Professor Eugene Spafford, founder of the Center for Education and Research in Information Assurance and Security at Indiana's Purdue University, said the victim of a cybercrime should not take the blame. If someone broke a door to rob a store, he said, it was usual to charge them the cost of the door.

Anthony Reyes, a former cybercrime detective who helped develop the US Cyber Counter Terrorism Investigations Program, said, "Just because security is weak, it doesn't give you a red flag to go into a computer system and start browsing around."

Spaff, a famous and capable security academic, however seizes the wrong analogy. If somebody opens an unlocked door to rob a store, it would be unusual to charge them for fitting an additional lock.

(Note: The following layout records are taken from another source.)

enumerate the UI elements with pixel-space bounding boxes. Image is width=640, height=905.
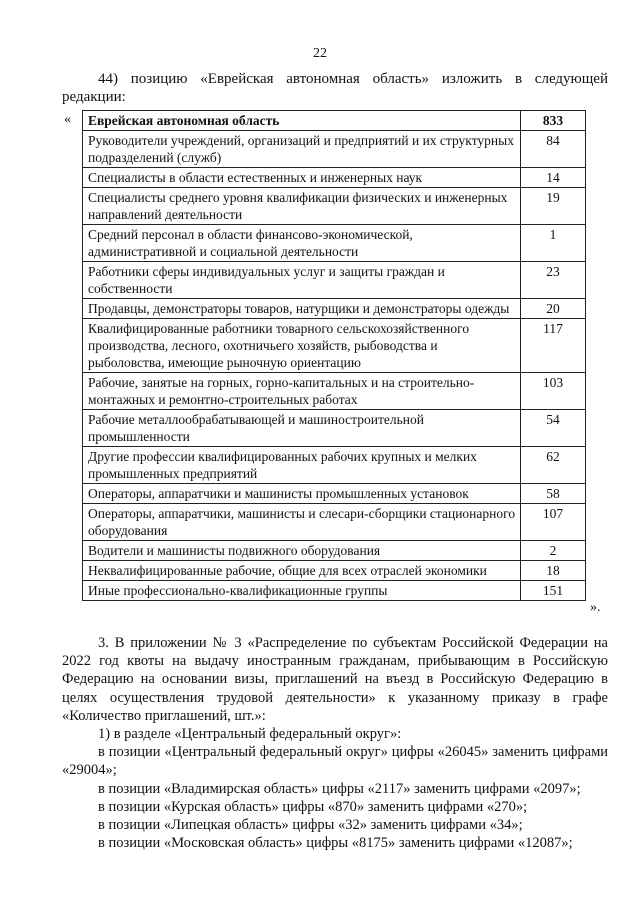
page-number: 22 bbox=[313, 46, 327, 61]
quota-value: 58 bbox=[521, 484, 586, 504]
table-row bbox=[83, 373, 586, 410]
quota-value: 62 bbox=[521, 447, 586, 484]
quota-value: 151 bbox=[521, 581, 586, 601]
table-row bbox=[83, 299, 586, 319]
quota-value: 1 bbox=[521, 225, 586, 262]
occupation-group-label: Операторы, аппаратчики, машинисты и слесари-сборщики стационарного оборудования bbox=[83, 504, 521, 541]
occupation-group-label: Рабочие металлообрабатывающей и машиностроительной промышленности bbox=[83, 410, 521, 447]
table-row bbox=[83, 168, 586, 188]
quota-value: 14 bbox=[521, 168, 586, 188]
open-quote: « bbox=[64, 112, 71, 127]
occupation-group-label: Иные профессионально-квалификационные группы bbox=[83, 581, 521, 601]
quota-value: 19 bbox=[521, 188, 586, 225]
quota-value: 20 bbox=[521, 299, 586, 319]
region-name: Еврейская автономная область bbox=[83, 111, 521, 131]
occupation-group-label: Продавцы, демонстраторы товаров, натурщики и демонстраторы одежды bbox=[83, 299, 521, 319]
table-row bbox=[83, 131, 586, 168]
quota-value: 18 bbox=[521, 561, 586, 581]
occupation-group-label: Специалисты в области естественных и инженерных наук bbox=[83, 168, 521, 188]
quota-value: 2 bbox=[521, 541, 586, 561]
quota-value: 54 bbox=[521, 410, 586, 447]
occupation-group-label: Водители и машинисты подвижного оборудования bbox=[83, 541, 521, 561]
occupation-group-label: Квалифицированные работники товарного сельскохозяйственного производства, лесного, охотничьего хозяйств, рыбоводства и рыболовства, имеющие рыночную ориентацию bbox=[83, 319, 521, 373]
occupation-group-label: Специалисты среднего уровня квалификации физических и инженерных направлений деятельности bbox=[83, 188, 521, 225]
table-row bbox=[83, 561, 586, 581]
amendment-paragraph: в позиции «Липецкая область» цифры «32» заменить цифрами «34»; bbox=[98, 817, 523, 834]
occupation-group-label: Рабочие, занятые на горных, горно-капитальных и на строительно-монтажных и ремонтно-строительных работах bbox=[83, 373, 521, 410]
table-row bbox=[83, 262, 586, 299]
occupation-group-label: Руководители учреждений, организаций и предприятий и их структурных подразделений (служб) bbox=[83, 131, 521, 168]
amendment-paragraph: в позиции «Курская область» цифры «870» заменить цифрами «270»; bbox=[98, 798, 528, 815]
table-row bbox=[83, 188, 586, 225]
close-quote: ». bbox=[590, 600, 601, 615]
occupation-group-label: Другие профессии квалифицированных рабочих крупных и мелких промышленных предприятий bbox=[83, 447, 521, 484]
amendment-text bbox=[62, 634, 608, 852]
table-row bbox=[83, 581, 586, 601]
table-row bbox=[83, 225, 586, 262]
amendment-paragraph: в позиции «Московская область» цифры «8175» заменить цифрами «12087»; bbox=[98, 835, 573, 852]
occupation-group-label: Работники сферы индивидуальных услуг и защиты граждан и собственности bbox=[83, 262, 521, 299]
quota-value: 23 bbox=[521, 262, 586, 299]
occupation-group-label: Неквалифицированные рабочие, общие для всех отраслей экономики bbox=[83, 561, 521, 581]
intro-paragraph: 44) позицию «Еврейская автономная область» изложить в следующей редакции: bbox=[62, 71, 608, 105]
amendment-paragraph: в позиции «Владимирская область» цифры «2117» заменить цифрами «2097»; bbox=[98, 780, 581, 797]
table-row bbox=[83, 410, 586, 447]
table-row bbox=[83, 541, 586, 561]
quota-value: 84 bbox=[521, 131, 586, 168]
quota-value: 103 bbox=[521, 373, 586, 410]
quota-value: 107 bbox=[521, 504, 586, 541]
region-total: 833 bbox=[521, 111, 586, 131]
occupation-group-label: Операторы, аппаратчики и машинисты промышленных установок bbox=[83, 484, 521, 504]
quota-table bbox=[82, 110, 586, 601]
amendment-paragraph: в позиции «Центральный федеральный округ» цифры «26045» заменить цифрами «29004»; bbox=[62, 744, 608, 779]
table-row bbox=[83, 484, 586, 504]
amendment-paragraph: 1) в разделе «Центральный федеральный округ»: bbox=[98, 726, 402, 743]
table-row bbox=[83, 504, 586, 541]
table-row bbox=[83, 447, 586, 484]
table-row bbox=[83, 319, 586, 373]
quota-value: 117 bbox=[521, 319, 586, 373]
table-header-row bbox=[83, 111, 586, 131]
amendment-paragraph: 3. В приложении № 3 «Распределение по субъектам Российской Федерации на 2022 год квоты на выдачу иностранным гражданам, прибывающим в Российскую Федерацию на основании визы, приглашений на въезд в Российскую Федерацию в целях осуществления трудовой деятельности» к указанному приказу в графе «Количество приглашений, шт.»: bbox=[62, 635, 608, 724]
occupation-group-label: Средний персонал в области финансово-экономической, административной и социальной деятельности bbox=[83, 225, 521, 262]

Reyes, who I have never heard of, is entirely accurate and completely irrelevant. I don't think that anybody is arguing that McKinnon did not do anything 'wrong'. (Ed notes: There are technical arguments as to whether what he did was illegal under the precise wording of various statutes - but what he did was illegal under the UK Computer Misuse Act where it is the unauthorised access that is illegal, regardless of the method you used to gain it, although the latter may be an additional offence.) The question at point is two-fold:
  • How much of the $700k claimed is for work that the DoD should have done regardless of McKinnon's intrusion? To look at Spaff's analogy - if somebody opened an unlocked door and, with the investigation, you realised that you only had a three-lever mortice on it, should they be charged for the five-lever lock?
  • Secondly, how much of the costs actually incurred should be mitigated because the DoD were negligent in their basic Information Assurance? To look at the insurance example - your contents insurance will have a clause in it about the house being unoccupied for an extended period, because this increases the risk. I am not a lawyer, and certainly not an American one, so I have no idea how this actually plays in the context of a criminal breach of US law. Badly, I suspect.